I am working with the R programming language.
Suppose I have the following data:
set.seed(123)
n <- 100000
df <- data.frame(longitude = runif(n, -180, 180),
latitude = runif(n, -90, 90),
color = sample(c("red", "blue", "green", "orange", "purple", "yellow", "pink", "black", "white", "grey"), n, replace = TRUE))
I am trying to run the following function that identifies the convex hull of all points within the same color class. To do this, I am using the built-in chull() function within R along with the lapply function:
hulls <- lapply(unique(df$color), function(color) {
chull(df[df$color == color, c("longitude", "latitude")])
})
hull_sfs <- lapply(seq_along(hulls), function(i) {
st_as_sf(df[df$color == unique(df$color)[i], ][hulls[[i]], ],
coords = c("longitude", "latitude"), crs = 4326)
})
hull_sf_combined <- do.call(rbind, hull_sfs)

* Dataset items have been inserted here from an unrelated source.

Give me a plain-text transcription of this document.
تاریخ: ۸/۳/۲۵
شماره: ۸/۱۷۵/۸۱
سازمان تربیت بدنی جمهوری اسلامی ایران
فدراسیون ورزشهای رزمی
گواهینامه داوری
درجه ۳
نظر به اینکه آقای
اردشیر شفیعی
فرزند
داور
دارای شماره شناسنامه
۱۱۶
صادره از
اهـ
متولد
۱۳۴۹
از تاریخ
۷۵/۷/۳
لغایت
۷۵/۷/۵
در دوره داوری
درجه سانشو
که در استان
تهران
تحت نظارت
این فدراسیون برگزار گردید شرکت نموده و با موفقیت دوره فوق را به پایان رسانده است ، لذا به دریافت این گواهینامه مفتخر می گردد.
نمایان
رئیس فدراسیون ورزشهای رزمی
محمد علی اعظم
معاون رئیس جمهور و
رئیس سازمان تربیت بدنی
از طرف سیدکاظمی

st_write(hull_sf_combined, "hulls.shp")
My Question: I am trying to explore different ways to improve the efficiency of this code. For instance, I am trying to see if I can use libraries such as parallel, doSNOW, foreach and functions such as mcapply() to improve the speed of this code.
But I am not sure where to begin - can someone please show me how to do this?
Thanks!